Peu de temps après, le jour de la remise des diplômes était venu. C’était doux-amer, et de penser que mon grand-père n’était pas être là m’a brisé le coeur. Mais pour s’assurer qu’il était bien avec nous, mon père s’était inspiré de l’observation des merles et nous avait acheté des bijoux assortis: un pendentif de merle pour elle et des boucles d’oreilles en forme de merle pour moi. Ils étaient la dernière pièce du casse-tête.

En les portant, un poids s’est enlevé. Même si mon grand-père ne pouvait pas être là physiquement, son esprit serait là parce que je vivais ma vie comme il l’espérait - et graduer en était une partie essentielle. Cette pensée m’a apaisée. En sortant de la maison en route vers notre grand moment, celui dont nous avions toujours rêvé, je savais qu’avec mon grand-père dans mon cœur, je pouvais tout traverser.

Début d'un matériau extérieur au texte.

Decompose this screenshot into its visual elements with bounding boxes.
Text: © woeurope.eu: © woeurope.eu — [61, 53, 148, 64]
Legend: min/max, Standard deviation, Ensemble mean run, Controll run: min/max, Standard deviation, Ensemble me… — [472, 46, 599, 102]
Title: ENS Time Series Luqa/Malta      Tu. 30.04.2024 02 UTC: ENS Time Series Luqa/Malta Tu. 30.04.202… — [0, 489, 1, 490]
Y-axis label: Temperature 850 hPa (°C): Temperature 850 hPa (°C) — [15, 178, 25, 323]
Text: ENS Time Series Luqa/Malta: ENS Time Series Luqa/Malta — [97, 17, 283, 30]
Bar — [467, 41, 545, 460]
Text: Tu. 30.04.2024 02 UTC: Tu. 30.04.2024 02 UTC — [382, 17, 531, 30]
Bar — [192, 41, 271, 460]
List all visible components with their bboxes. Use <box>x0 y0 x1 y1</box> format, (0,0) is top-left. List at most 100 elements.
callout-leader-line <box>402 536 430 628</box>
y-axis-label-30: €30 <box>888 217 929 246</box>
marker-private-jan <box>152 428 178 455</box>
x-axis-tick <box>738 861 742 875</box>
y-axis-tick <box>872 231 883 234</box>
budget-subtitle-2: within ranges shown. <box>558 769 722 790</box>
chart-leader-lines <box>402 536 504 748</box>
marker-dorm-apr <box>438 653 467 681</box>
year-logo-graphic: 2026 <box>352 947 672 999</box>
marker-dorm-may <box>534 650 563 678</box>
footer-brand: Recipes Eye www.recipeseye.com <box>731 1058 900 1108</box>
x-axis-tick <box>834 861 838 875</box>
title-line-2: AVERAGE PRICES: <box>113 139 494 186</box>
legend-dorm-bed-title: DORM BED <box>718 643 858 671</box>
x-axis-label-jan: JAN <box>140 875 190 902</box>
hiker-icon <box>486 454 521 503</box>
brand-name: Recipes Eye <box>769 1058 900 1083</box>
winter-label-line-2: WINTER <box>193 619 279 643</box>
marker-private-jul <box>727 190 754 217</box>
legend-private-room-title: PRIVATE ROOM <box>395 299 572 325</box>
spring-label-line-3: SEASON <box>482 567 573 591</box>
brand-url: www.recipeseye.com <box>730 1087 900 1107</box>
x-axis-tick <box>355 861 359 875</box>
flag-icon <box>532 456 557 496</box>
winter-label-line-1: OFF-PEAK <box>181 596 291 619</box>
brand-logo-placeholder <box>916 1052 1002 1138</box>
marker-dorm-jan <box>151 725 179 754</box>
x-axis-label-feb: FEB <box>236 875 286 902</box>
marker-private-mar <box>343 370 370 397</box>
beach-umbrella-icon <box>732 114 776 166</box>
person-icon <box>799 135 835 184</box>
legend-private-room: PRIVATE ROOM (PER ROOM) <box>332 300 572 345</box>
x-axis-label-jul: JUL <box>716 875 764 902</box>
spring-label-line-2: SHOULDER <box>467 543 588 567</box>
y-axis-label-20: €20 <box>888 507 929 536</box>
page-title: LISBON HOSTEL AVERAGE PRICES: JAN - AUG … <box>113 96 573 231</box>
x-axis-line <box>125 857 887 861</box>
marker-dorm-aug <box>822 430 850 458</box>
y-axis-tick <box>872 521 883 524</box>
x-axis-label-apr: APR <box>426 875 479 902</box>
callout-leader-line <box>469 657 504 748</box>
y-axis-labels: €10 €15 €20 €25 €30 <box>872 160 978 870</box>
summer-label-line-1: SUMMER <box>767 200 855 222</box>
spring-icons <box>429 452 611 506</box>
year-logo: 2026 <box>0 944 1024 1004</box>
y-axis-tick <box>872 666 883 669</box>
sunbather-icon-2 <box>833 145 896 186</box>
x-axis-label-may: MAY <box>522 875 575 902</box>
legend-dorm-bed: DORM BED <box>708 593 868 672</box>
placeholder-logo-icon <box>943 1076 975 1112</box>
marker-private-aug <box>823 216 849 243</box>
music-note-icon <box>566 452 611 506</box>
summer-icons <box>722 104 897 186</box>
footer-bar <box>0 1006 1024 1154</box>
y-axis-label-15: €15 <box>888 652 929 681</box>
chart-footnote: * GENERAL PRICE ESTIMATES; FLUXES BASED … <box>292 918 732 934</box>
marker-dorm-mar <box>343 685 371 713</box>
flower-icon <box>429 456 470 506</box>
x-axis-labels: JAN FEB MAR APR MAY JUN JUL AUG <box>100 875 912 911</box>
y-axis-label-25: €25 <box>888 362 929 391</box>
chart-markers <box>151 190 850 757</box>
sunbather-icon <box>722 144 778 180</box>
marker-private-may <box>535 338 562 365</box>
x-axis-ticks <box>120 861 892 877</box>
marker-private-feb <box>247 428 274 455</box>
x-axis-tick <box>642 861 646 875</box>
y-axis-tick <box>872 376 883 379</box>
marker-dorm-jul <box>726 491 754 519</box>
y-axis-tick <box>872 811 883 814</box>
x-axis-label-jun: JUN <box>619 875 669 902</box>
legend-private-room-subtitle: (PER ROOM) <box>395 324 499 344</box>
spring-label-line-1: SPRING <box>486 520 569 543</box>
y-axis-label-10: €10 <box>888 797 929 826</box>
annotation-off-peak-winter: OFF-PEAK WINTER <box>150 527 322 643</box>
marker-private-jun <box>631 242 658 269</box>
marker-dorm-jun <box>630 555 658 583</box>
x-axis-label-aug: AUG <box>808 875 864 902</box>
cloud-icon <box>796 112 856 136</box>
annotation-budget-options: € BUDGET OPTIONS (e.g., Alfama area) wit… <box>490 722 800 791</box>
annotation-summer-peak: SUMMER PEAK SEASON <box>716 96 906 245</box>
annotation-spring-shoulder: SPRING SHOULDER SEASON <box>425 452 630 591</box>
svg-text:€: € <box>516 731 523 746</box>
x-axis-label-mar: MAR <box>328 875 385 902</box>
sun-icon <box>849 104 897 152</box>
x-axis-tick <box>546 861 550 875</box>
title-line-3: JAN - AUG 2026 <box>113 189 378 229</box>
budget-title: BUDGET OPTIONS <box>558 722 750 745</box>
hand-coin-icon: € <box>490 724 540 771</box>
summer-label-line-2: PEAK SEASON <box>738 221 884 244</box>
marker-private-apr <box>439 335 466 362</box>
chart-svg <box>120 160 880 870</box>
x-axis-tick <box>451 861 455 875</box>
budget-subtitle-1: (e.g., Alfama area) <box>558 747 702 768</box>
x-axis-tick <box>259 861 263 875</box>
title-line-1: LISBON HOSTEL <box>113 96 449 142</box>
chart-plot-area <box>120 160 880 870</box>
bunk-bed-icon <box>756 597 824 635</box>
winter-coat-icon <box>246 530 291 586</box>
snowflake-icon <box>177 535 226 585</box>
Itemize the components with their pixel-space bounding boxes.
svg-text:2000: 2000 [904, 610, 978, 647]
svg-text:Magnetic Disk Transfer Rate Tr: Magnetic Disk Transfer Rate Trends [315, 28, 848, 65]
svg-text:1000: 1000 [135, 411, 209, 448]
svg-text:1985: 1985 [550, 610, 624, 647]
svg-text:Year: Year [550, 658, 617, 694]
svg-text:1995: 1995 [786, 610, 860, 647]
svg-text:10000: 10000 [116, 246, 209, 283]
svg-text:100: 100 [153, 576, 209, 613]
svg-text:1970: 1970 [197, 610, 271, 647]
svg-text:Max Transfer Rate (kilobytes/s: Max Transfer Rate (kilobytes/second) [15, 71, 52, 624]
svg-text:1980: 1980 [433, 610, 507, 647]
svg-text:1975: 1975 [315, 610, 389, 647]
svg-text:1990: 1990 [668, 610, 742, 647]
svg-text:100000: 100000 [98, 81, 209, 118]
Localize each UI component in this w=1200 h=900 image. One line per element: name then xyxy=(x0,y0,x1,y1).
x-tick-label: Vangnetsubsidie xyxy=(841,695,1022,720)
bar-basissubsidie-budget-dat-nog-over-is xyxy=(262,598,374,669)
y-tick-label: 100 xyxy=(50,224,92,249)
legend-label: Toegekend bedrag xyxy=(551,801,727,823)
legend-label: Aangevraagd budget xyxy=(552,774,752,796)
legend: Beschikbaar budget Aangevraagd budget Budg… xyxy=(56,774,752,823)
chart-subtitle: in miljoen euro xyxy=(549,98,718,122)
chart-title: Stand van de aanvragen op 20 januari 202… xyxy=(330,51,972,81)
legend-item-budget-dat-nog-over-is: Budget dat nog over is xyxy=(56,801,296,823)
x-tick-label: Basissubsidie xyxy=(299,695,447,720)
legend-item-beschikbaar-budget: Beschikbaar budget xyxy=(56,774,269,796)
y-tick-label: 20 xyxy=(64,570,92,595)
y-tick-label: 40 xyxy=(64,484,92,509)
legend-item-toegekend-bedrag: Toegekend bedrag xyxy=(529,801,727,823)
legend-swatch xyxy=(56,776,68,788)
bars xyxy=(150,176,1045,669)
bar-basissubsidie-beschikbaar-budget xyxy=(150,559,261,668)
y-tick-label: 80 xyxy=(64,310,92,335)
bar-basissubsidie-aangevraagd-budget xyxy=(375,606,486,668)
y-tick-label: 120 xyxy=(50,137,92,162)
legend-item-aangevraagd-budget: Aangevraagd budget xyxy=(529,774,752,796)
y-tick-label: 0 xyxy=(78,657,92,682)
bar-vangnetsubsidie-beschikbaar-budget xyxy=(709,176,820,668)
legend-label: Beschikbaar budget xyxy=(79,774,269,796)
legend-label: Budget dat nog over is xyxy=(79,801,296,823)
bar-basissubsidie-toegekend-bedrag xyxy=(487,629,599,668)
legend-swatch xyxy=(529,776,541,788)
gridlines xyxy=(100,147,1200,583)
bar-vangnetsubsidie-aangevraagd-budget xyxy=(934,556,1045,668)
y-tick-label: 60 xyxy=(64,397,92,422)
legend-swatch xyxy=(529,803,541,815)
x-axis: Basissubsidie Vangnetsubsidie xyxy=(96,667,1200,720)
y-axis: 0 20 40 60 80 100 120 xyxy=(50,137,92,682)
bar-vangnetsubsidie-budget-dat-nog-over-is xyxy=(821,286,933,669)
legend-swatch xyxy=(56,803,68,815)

À mesure que le temps passe, le chagrin devient inévitablement plus facile à tolérer. La blessure ne guérit jamais vraiment, mais elle fait moins mal. Il y a des jours où les projets avec des amis, les dates de remise de l’université et même les travaux ménagers m’épuisent tellement que, quand je pense à lui, c’est éphémère. Par contre, comme je l’ai récemment lu sur une publication Instagram, alors que la tristesse est une journée nuageuse, le chagrin est un orage soudain. Parfois, j’entends une chanson qui a joué lors de ses funérailles, je vois une bouteille de whisky en rabais dans un commerce, ou encore je passe devant le magasin où il allait presque tous les jours pour parier sur les chevaux et je réalise trop tard que je suis en train de pleurer en public.

“Il a eu une vie si longue et épanouie avant son diagnostic de démence et je sais qu’il se tournerait vers le passé avec fierté.”

Et que je veuille admettre ou non que je suis triste, il faut que ces journées passent pour que je vois le beau dans ma vie, pour trouver la motivation pour respecter un délai et pour trouver exactement le type de travail que je recherche et que je mérite . Rien de tout ça ne serait possible sans l’amour et l’amitié que m’offrait mon grand-père.

En septembre dernier, à l’occasion de son anniversaire, ma famille et moi avons participé à la Marche de la mémoire pour la Société Alzheimer. Marcher sept km a permis de récolter plus de 2500 dollars - la meilleure façon pour honorer sa mémoire. En septembre, il aurait eu 90 ans, mais je ne me sens pas triste quand je réalise à quel point il s’est rendu loin. En fait, je suis heureuse. Il a eu une vie si longue et épanouie avant son diagnostic de démence et je sais qu’il se tournerait vers le passé avec fierté.

La démence est une maladie cruelle qui, avec le temps, lui a volé sa mémoire, ses capacités, voire sa dignité jusqu’à la fin. Quand il est mort, à certains égards, notre famille a été soulagée, il ne souffrait plus. Mais ce n’est pas comme ça que nous nous souviendrons de lui. C’était un homme sage qui m’a toujours appris à être résiliente, à apprendre de mes erreurs et à traverser les moments difficiles. J’ai peut-être perdu mon meilleur ami, mais je porte son esprit avec moi tous les jours.

Ce texte, initialement publié sur le HuffPost Royaume-Uni, a été traduit de l’anglais.